Principled, dedicated and openly bisexual, Patrick Harvie seemingly defies the stereotype of being a politician in 21st Century Britain. Since 2003 he has been a member of the Scottish Parliament and co-convenor of the Scottish Green Party. During the Scottish Independence referendum his message of social justice, equality and the removal of Trident from Scotland struck a chord with many, most notably young voters.
As Scottish Greens announce their largest ever slate of candidates for the forthcoming elections, I sat down with him to discuss The Daily Mail, the “green surge” and what’s next for a post-referendum Scotland.
The Daily Mail once described you as the “voice of the irresponsible, left-led, anti-family, anti-Christian, gal whales against the bomb coalition”. How do you respond to that?
I think it is hysterical! You know, the Daily Mail are what they are and they have the agenda that they have. One of the things I’ve noticed about folk who read it is that a lot of them don’t take it anymore seriously than I do. It has a pernicious impact I think, on the promotion of misogynistic values, the promotion of homophobia and very often racist and anti-immigration attitudes. But I think very often the best thing to do is poke fun at them and make people find them foolish rather than get angry.
71% of 16-17 year olds voted yes to independence. How would you describe the attitude towards politics in Scotland, particularly for young people?
I think young people have a right to be very angry with my generation and those who came before for the state of the planet, the economy; the state of our society. The referendum was a chance, particularly for first-time voters, to vote on something that really mattered. Something that wasn’t just different versions of the same product at election time, but a defining choice about the country you want to build. Something of that energy is still there and we need to try and harness it to change the political landscape we’ve got.
What do you think has caused the recent surge in support for the Greens, particularly in Scotland, but also across the UK?
Yea membership has more than doubled. I think there has always been a latent Green vote out there and so what we’ve seen is an increase in attitudes of openness to Green ideas. But we haven’t capitalised on it, we haven’t reached it. Other parties are successful in taking a tactical enough pitch: “don’t vote Green or you’ll get something worse”, as though elections are about picking winners rather than voting for something you believe in. That’s the tendency with a first past the post system – which is still very problematic.
The University of Glasgow recently made headlines for its divestment from fossil fuels – what more should the university do? Should we break ties with companies like BAE systems?
Well there was a campaign launched today called Global Divestment Day, which 350.org and Go Fossil Free campaigns have been working on. I just put a motion to parliament today which mentions Glasgow Uni’s divestment decision. I think it’s hugely welcomed. There are two aspects to this, one is ethical and as with the arms industry and a whole host of other areas if unethical investment, there should always be a moral dimension. But I think a big part of the fossil fuel divestment is also that this is about bad investment decision. Not just ethically but economically.What you’ve got is a bubble, you’ve got an industry which is valued according to its global reserves as though we can turn all of those reserves into economic value, and we can’t. We can’t do it without crashing our eco-system which is the life support system we depend upon.

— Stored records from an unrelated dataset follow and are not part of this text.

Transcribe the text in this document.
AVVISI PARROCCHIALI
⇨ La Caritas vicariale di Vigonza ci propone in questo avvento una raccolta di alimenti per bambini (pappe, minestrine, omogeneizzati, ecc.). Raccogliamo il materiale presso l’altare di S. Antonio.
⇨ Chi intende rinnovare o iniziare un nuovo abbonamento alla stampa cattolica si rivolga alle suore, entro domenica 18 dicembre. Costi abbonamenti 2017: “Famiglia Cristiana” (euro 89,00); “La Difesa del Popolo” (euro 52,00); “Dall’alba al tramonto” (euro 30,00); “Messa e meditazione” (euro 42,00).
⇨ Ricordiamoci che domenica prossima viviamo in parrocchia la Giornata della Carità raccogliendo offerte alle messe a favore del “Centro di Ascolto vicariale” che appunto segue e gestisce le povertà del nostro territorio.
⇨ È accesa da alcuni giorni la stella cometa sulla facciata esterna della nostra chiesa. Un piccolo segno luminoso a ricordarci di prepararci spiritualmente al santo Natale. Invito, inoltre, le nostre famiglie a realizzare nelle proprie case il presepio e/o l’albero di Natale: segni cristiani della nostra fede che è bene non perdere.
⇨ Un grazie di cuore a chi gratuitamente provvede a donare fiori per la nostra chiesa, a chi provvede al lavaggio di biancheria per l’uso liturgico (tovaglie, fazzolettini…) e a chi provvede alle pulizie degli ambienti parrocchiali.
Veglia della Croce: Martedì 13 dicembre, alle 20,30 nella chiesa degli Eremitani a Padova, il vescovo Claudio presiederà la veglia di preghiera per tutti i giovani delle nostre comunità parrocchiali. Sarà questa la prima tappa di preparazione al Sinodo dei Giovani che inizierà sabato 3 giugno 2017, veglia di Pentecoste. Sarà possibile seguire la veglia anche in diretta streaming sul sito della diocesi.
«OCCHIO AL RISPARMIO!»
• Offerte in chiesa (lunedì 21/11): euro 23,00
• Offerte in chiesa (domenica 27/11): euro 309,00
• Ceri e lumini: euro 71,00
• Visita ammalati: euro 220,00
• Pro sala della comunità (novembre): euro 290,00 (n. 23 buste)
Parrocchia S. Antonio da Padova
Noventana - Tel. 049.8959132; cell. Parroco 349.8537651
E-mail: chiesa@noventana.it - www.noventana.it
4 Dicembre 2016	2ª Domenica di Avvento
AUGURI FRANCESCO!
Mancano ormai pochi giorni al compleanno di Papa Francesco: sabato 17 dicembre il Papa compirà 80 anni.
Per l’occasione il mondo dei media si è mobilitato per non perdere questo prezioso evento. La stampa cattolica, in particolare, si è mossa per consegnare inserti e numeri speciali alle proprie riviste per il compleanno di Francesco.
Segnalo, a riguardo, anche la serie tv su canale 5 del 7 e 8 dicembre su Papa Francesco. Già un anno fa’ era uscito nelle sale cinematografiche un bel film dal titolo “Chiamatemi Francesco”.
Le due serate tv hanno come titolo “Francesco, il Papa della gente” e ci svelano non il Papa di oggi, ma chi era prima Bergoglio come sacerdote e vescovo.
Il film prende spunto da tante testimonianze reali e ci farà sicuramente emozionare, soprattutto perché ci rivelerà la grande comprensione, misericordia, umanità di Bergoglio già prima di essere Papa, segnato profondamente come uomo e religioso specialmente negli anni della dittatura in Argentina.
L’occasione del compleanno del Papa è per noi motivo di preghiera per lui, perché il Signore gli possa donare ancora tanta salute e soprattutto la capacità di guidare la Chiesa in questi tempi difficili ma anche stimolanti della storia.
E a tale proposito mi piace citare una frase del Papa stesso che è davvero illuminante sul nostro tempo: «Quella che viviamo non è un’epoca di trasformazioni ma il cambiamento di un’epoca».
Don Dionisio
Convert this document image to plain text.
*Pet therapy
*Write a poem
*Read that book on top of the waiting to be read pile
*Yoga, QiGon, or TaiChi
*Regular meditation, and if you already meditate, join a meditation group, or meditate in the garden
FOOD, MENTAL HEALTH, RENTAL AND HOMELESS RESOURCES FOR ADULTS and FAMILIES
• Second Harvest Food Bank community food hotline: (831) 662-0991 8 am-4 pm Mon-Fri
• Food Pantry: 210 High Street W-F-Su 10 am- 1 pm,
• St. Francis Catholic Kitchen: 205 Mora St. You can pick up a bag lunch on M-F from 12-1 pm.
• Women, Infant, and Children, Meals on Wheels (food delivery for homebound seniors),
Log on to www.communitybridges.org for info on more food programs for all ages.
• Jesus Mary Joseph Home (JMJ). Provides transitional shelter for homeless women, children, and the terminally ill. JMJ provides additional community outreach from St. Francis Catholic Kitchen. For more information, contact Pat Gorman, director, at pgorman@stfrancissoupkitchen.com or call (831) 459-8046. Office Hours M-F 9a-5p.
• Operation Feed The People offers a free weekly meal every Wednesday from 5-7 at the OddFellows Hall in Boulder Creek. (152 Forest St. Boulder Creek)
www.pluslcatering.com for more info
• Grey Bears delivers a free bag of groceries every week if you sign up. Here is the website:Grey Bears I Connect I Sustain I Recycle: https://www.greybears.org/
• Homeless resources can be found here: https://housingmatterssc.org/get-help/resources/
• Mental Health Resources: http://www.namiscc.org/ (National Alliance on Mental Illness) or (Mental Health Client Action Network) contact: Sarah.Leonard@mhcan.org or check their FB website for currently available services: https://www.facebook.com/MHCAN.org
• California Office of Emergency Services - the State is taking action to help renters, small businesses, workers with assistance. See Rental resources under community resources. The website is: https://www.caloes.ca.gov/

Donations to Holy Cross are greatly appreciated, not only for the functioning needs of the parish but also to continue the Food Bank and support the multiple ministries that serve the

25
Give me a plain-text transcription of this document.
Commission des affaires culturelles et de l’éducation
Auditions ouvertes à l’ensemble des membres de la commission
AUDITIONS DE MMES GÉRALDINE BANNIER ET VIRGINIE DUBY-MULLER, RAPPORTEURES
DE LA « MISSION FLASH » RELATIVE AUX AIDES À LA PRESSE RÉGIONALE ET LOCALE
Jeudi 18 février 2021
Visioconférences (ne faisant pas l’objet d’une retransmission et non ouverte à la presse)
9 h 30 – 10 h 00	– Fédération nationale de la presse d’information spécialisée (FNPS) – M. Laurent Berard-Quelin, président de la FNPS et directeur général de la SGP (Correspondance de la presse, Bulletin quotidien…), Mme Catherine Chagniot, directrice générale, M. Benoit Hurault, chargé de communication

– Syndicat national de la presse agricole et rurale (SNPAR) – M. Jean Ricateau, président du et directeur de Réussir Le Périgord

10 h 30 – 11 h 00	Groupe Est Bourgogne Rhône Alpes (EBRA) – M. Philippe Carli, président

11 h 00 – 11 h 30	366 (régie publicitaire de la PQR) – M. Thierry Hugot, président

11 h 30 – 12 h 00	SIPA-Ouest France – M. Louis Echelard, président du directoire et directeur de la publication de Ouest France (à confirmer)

Scotland’s world leading gay marriage law came into force at the end of 2014. What must now be done to further improve the lives of LGBT people in Scotland?
There are still many social attitudes in Scotland which need to be worked though, particularly bullying in schools. Although this doesn’t make me popular with everybody, there’s still an outstanding question about why it’s right that we send about one in five of our young people to be educated by an organisation that considers LGBT people to be morally defective. Some people feel very strongly about religious education but let’s also recognise the downside and the damage that does get done when young people are brought up in an environment which stigmatises them for their very nature. We need to fully recognise that homophobia and transphobia are global phenomena and therefore the fight for equality must be global as well. You can see the way historical legislation under British rule is still on the books in many countries.
More widely, what is the next social and cultural issue the left have to tackle?
Globally, I think there is clearly the start of a tipping point with regard for more authoritarian approach to drug laws. There’s a recognition that in handing a whole industry over to gangsters, effectively we’ve also handed over huge parts of some countries to lawless and brutal rule. Whatever your attitude towards drugs, the war on drugs approach has been a failed policy.
Do you identify as a feminist?
What do you see as the main failures of our political system in terms of achieving gender equality?
[sighs] I suppose I would come back to what I was saying earlier about culture. You can have legislation in place but if attitudes and people’s preconceptions are kicking against that it becomes difficult. Enforcing something as simple as equal pay, people can d=sign up to that on paper but that’s not the same as seeing it happen. When decisions are made by groups of people who themselves don’t embody gender equality then you’re probably not going to see gender equality coming out through the impact of their policies.
Do you support the actions of UofG rector Edward Snowden?
The disclosures? Yes, absolutely! The questions of how you hold power to account are fundamental to being in a democratic society. When governments collude behind closed doors particularly in relation to the secret services or surveillance and try to hold it entirely accountable then it becomes necessary to take risky or extreme measures in order to throw light where it needs to be thrown.